Review by Sacha Waldron | 28 Apr 2014

A monochrome baby boy stares warily out at the viewer. The child is from another world, an alien or astronaut; lines run down his face in cosmic interference. Created in 1957 by computer scientist Russell Kirsch, this is the first print ever to be made on a digital scanner. Kirsch chose a photograph of his son to mark this technological rite-of-passage – opening the door to satellite imaging, CAT scans, barcodes and the replicable printable future we know today.

The Negligent Eye has been curated by Jo Stockham, Head of Printmaking at The Royal College of Art, in an attempt to ‘reflect increasing experimentation (in the print-making form) with computers, rapid-form, 3D scanning and digital multiplication’. It's certainly a lot of ground to cover and, due to its scale (at least 28 artists and groups exhibiting), the show can be a little hit and miss. What it lacks in clarity, however, it makes up for in variety, and maybe that's the point – there will be something for everyone.

Some of the strongest smaller works come from big names (Wolfgang Tillmans, Rachel Whiteread and Thomas Bewick), but there is a broad range of younger artists. In the first gallery, Beatrice Haines’ electron microscopic scans of her mother’s gallstones, Heavenly Bodies, brain-like moons glowing against the walls are romantic and disgusting – reminding us of the distant universe lurking inside, remote even to ourselves. Good Morning Captain from Juneau Projects (Ben Sadler and Phil Duckworth) is funny and a little sad, with the artists dragging a scanner around a garden at night. The usually office-based appliance produces wobbly grass scans on its plug-leash travels. On top of the box monitor showing documentation of this process, a crow keeps watch as, finally, the scanner realises the subversion of its true purpose, crashes and dies.  

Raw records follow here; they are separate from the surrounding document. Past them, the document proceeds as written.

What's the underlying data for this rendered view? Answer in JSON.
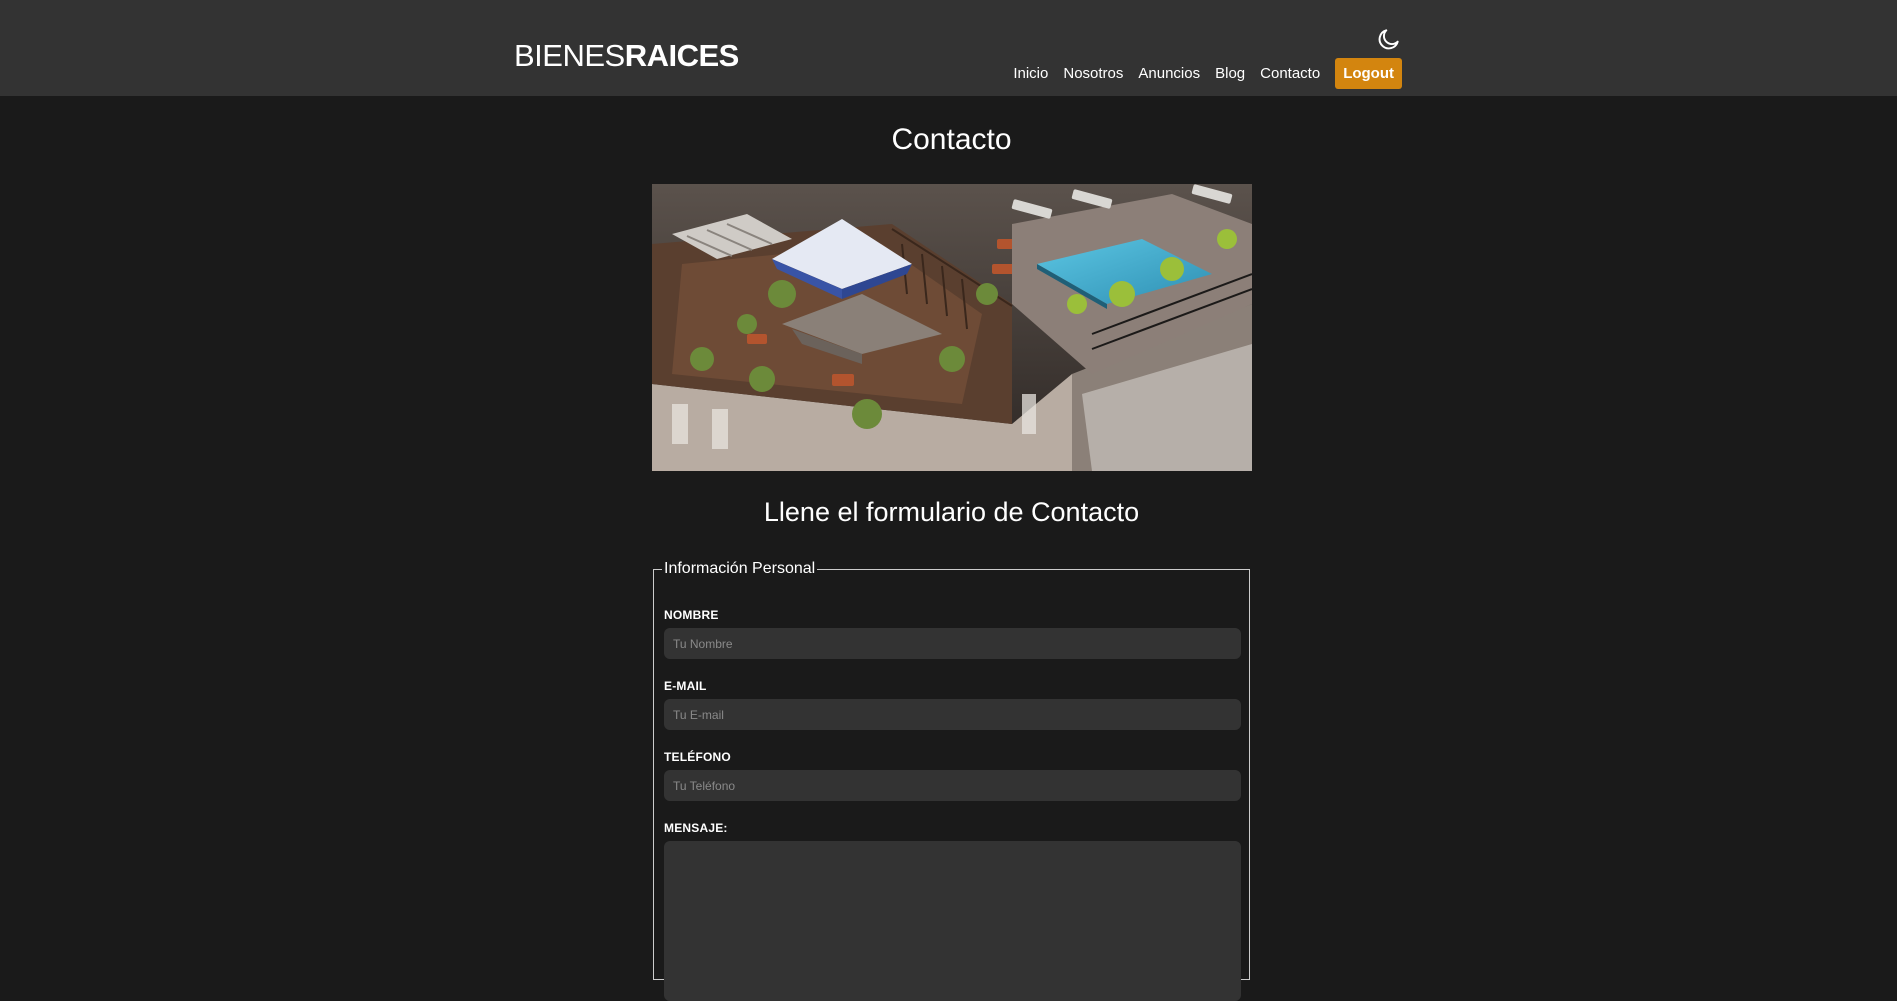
{
  "header": {
    "logo_light": "BIENES",
    "logo_bold": "RAICES",
    "nav": [
      "Inicio",
      "Nosotros",
      "Anuncios",
      "Blog",
      "Contacto"
    ],
    "logout": "Logout",
    "theme_icon": "moon-icon"
  },
  "main": {
    "title": "Contacto",
    "hero_image": "rooftop-terrace-pool-photo",
    "form_title": "Llene el formulario de Contacto"
  },
  "form": {
    "legend": "Información Personal",
    "fields": [
      {
        "label": "Nombre",
        "placeholder": "Tu Nombre"
      },
      {
        "label": "E-mail",
        "placeholder": "Tu E-mail"
      },
      {
        "label": "Teléfono",
        "placeholder": "Tu Teléfono"
      },
      {
        "label": "Mensaje:",
        "placeholder": ""
      }
    ]
  },
  "colors": {
    "background": "#1a1a1a",
    "header": "#333333",
    "accent": "#d3850f",
    "input": "#333333"
  }
}
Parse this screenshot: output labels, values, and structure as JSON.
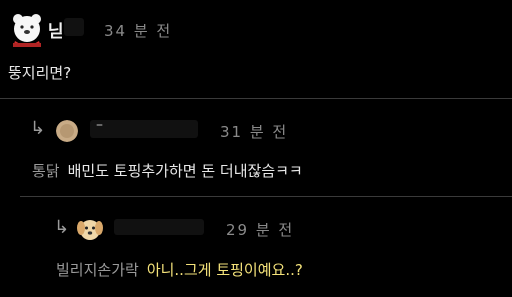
{
  "comments": [
    {
      "author_visible": "닏",
      "time": "34 분 전",
      "text": "뚱지리면?"
    },
    {
      "author_visible": "–",
      "time": "31 분 전",
      "quote": "통닭",
      "text": "배민도 토핑추가하면 돈 더내잖슴ㅋㅋ"
    },
    {
      "author_visible": "",
      "time": "29 분 전",
      "quote": "빌리지손가락",
      "text": "아니..그게 토핑이예요..?"
    }
  ],
  "colors": {
    "background": "#000000",
    "text": "#e8e8e8",
    "muted": "#8a8a8a",
    "highlight": "#f4e27a"
  },
  "icons": {
    "reply": "reply-arrow-icon",
    "bear": "polar-bear-avatar",
    "dog": "puppy-avatar"
  }
}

Most successfully, the sometimes tricky top-floor gallery is given over solely to a pared down version of Imogen Stidworthy’s installation, Sacha, originally shown in its entirety at Matt's Gallery, London, in 2003. The video follows wire-tap analyst Sacha van Loo, who was born blind and works as a language and dialect genius with Antwerp Police. The viewer can physically step inside the installation and become temporarily immersed in van Loo’s intimate processes. Using his body as the device, Sacha is a picture of concentration as he detects and scans – deciding fates, guilt and innocence.